Noel, a city planning staff member, said the commission currently lacks explicit ADU policy in the general plan and code and proposed adding definitions and standards. Commissioners discussed key policy choices: whether ADUs must sit on permanent foundations (excluding tiny homes on wheels), maximum unit size (examples referenced a 1,000-square-foot cap used elsewhere), minimum lot-size thresholds (one commissioner suggested limiting permits to larger lots), parking requirements (several cities require two off-street paved spaces), and setbacks and fire-code compliance (members suggested increasing accessory-building side and rear setbacks from 3 to 5 feet and discussed 10–15 foot separations between structures).
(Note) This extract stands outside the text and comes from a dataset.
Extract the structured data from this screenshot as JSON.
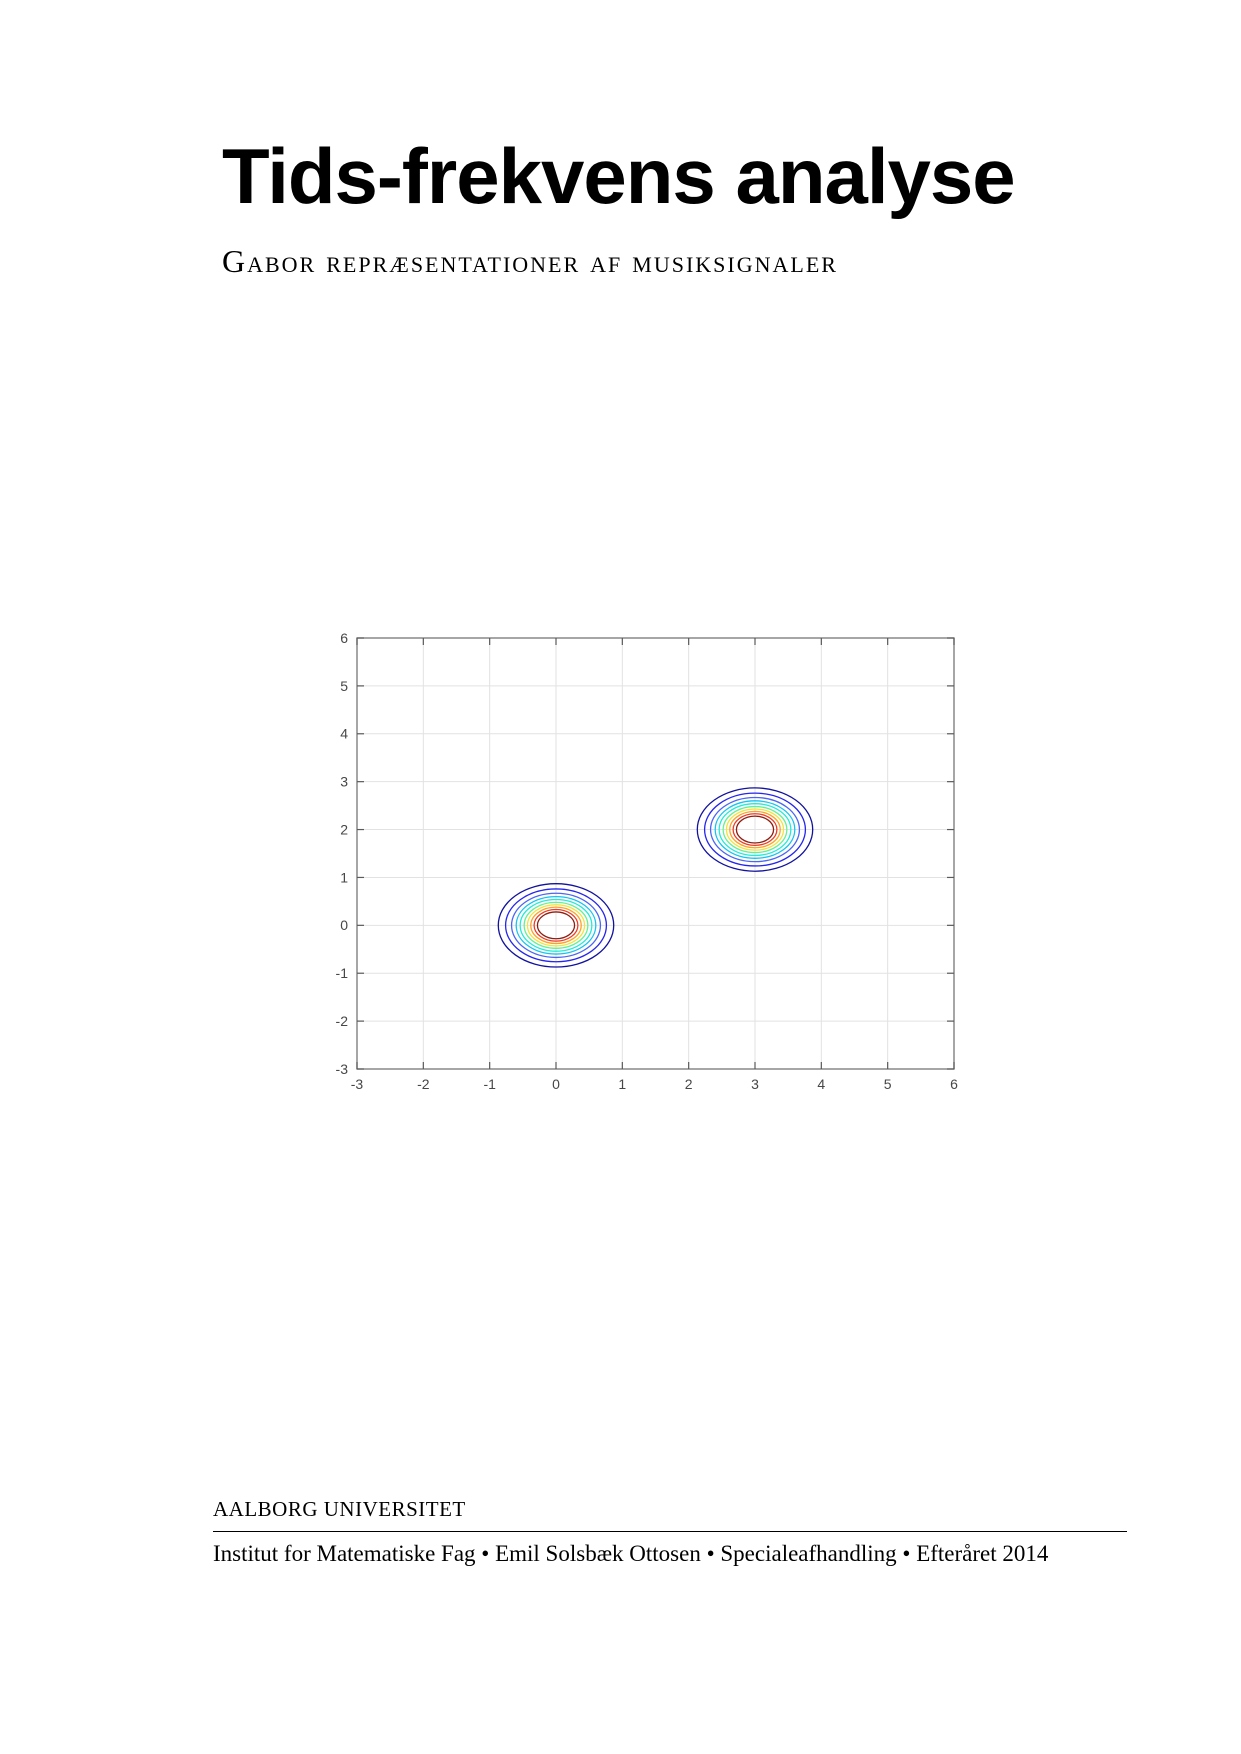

Noel noted several practical constraints: ADUs typically must connect to the primary residence’s water and sewer to avoid separate service lines, and utility-billing arrangements vary — the draft described billing for the ADU combined with the primary meter but some sample codes require separate billing or addresses. Commissioners also discussed whether to create a new chapter under Title 10 (proposed Chapter 23) to make ADU rules easier to find and how to reconcile definitions used in other nearby cities.
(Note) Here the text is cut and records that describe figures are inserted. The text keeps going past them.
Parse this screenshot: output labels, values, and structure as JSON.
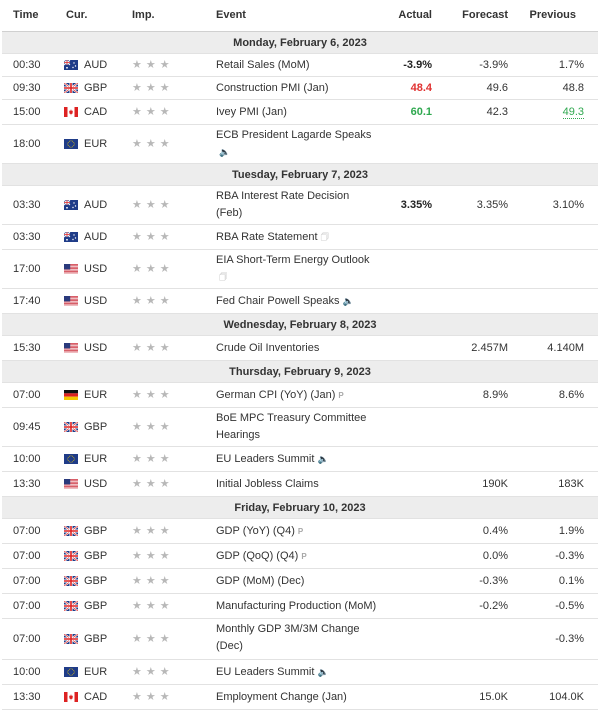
{
  "header": {
    "time": "Time",
    "cur": "Cur.",
    "imp": "Imp.",
    "event": "Event",
    "actual": "Actual",
    "forecast": "Forecast",
    "previous": "Previous"
  },
  "days": [
    {
      "label": "Monday, February 6, 2023"
    },
    {
      "label": "Tuesday, February 7, 2023"
    },
    {
      "label": "Wednesday, February 8, 2023"
    },
    {
      "label": "Thursday, February 9, 2023"
    },
    {
      "label": "Friday, February 10, 2023"
    }
  ],
  "events": [
    {
      "time": "00:30",
      "cur": "AUD",
      "flag": "au",
      "event": "Retail Sales (MoM)",
      "actual": "-3.9%",
      "actual_color": "#222222",
      "forecast": "-3.9%",
      "previous": "1.7%",
      "icon": ""
    },
    {
      "time": "09:30",
      "cur": "GBP",
      "flag": "gb",
      "event": "Construction PMI (Jan)",
      "actual": "48.4",
      "actual_color": "#e03030",
      "forecast": "49.6",
      "previous": "48.8",
      "icon": ""
    },
    {
      "time": "15:00",
      "cur": "CAD",
      "flag": "ca",
      "event": "Ivey PMI (Jan)",
      "actual": "60.1",
      "actual_color": "#2fa84f",
      "forecast": "42.3",
      "previous": "49.3",
      "previous_color": "#2fa84f",
      "icon": ""
    },
    {
      "time": "18:00",
      "cur": "EUR",
      "flag": "eu",
      "event": "ECB President Lagarde Speaks",
      "actual": "",
      "forecast": "",
      "previous": "",
      "icon": "speaker"
    },
    {
      "time": "03:30",
      "cur": "AUD",
      "flag": "au",
      "event": "RBA Interest Rate Decision (Feb)",
      "actual": "3.35%",
      "actual_color": "#222222",
      "forecast": "3.35%",
      "previous": "3.10%",
      "icon": ""
    },
    {
      "time": "03:30",
      "cur": "AUD",
      "flag": "au",
      "event": "RBA Rate Statement",
      "actual": "",
      "forecast": "",
      "previous": "",
      "icon": "doc"
    },
    {
      "time": "17:00",
      "cur": "USD",
      "flag": "us",
      "event": "EIA Short-Term Energy Outlook",
      "actual": "",
      "forecast": "",
      "previous": "",
      "icon": "doc"
    },
    {
      "time": "17:40",
      "cur": "USD",
      "flag": "us",
      "event": "Fed Chair Powell Speaks",
      "actual": "",
      "forecast": "",
      "previous": "",
      "icon": "speaker"
    },
    {
      "time": "15:30",
      "cur": "USD",
      "flag": "us",
      "event": "Crude Oil Inventories",
      "actual": "",
      "forecast": "2.457M",
      "previous": "4.140M",
      "icon": ""
    },
    {
      "time": "07:00",
      "cur": "EUR",
      "flag": "de",
      "event": "German CPI (YoY) (Jan)",
      "actual": "",
      "forecast": "8.9%",
      "previous": "8.6%",
      "icon": "p"
    },
    {
      "time": "09:45",
      "cur": "GBP",
      "flag": "gb",
      "event": "BoE MPC Treasury Committee Hearings",
      "actual": "",
      "forecast": "",
      "previous": "",
      "icon": ""
    },
    {
      "time": "10:00",
      "cur": "EUR",
      "flag": "eu",
      "event": "EU Leaders Summit",
      "actual": "",
      "forecast": "",
      "previous": "",
      "icon": "speaker"
    },
    {
      "time": "13:30",
      "cur": "USD",
      "flag": "us",
      "event": "Initial Jobless Claims",
      "actual": "",
      "forecast": "190K",
      "previous": "183K",
      "icon": ""
    },
    {
      "time": "07:00",
      "cur": "GBP",
      "flag": "gb",
      "event": "GDP (YoY) (Q4)",
      "actual": "",
      "forecast": "0.4%",
      "previous": "1.9%",
      "icon": "p"
    },
    {
      "time": "07:00",
      "cur": "GBP",
      "flag": "gb",
      "event": "GDP (QoQ) (Q4)",
      "actual": "",
      "forecast": "0.0%",
      "previous": "-0.3%",
      "icon": "p"
    },
    {
      "time": "07:00",
      "cur": "GBP",
      "flag": "gb",
      "event": "GDP (MoM) (Dec)",
      "actual": "",
      "forecast": "-0.3%",
      "previous": "0.1%",
      "icon": ""
    },
    {
      "time": "07:00",
      "cur": "GBP",
      "flag": "gb",
      "event": "Manufacturing Production (MoM)",
      "actual": "",
      "forecast": "-0.2%",
      "previous": "-0.5%",
      "icon": ""
    },
    {
      "time": "07:00",
      "cur": "GBP",
      "flag": "gb",
      "event": "Monthly GDP 3M/3M Change (Dec)",
      "actual": "",
      "forecast": "",
      "previous": "-0.3%",
      "icon": ""
    },
    {
      "time": "10:00",
      "cur": "EUR",
      "flag": "eu",
      "event": "EU Leaders Summit",
      "actual": "",
      "forecast": "",
      "previous": "",
      "icon": "speaker"
    },
    {
      "time": "13:30",
      "cur": "CAD",
      "flag": "ca",
      "event": "Employment Change (Jan)",
      "actual": "",
      "forecast": "15.0K",
      "previous": "104.0K",
      "icon": ""
    }
  ],
  "importance_stars": 3,
  "colors": {
    "positive": "#2fa84f",
    "negative": "#e03030",
    "day_bg": "#ededed",
    "star": "#b8b8b8"
  }
}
The commission did not adopt a final ADU code; Noel proposed circulating an Excel worksheet of the policy choices (lot size, setbacks, foundation, utility connections, parking, occupancy and conditional-use criteria) and asked commissioners to prioritize items for the next meeting. Noel emphasized that internal ADUs are already required by state code but that there is no current state mandate for external ADUs. Commissioners asked staff for a prioritized list and suggested additional legal review before formal code language is drafted.
The commission will return to ADU policy in a subsequent meeting after staff compiles suggested edits and the Excel checklist.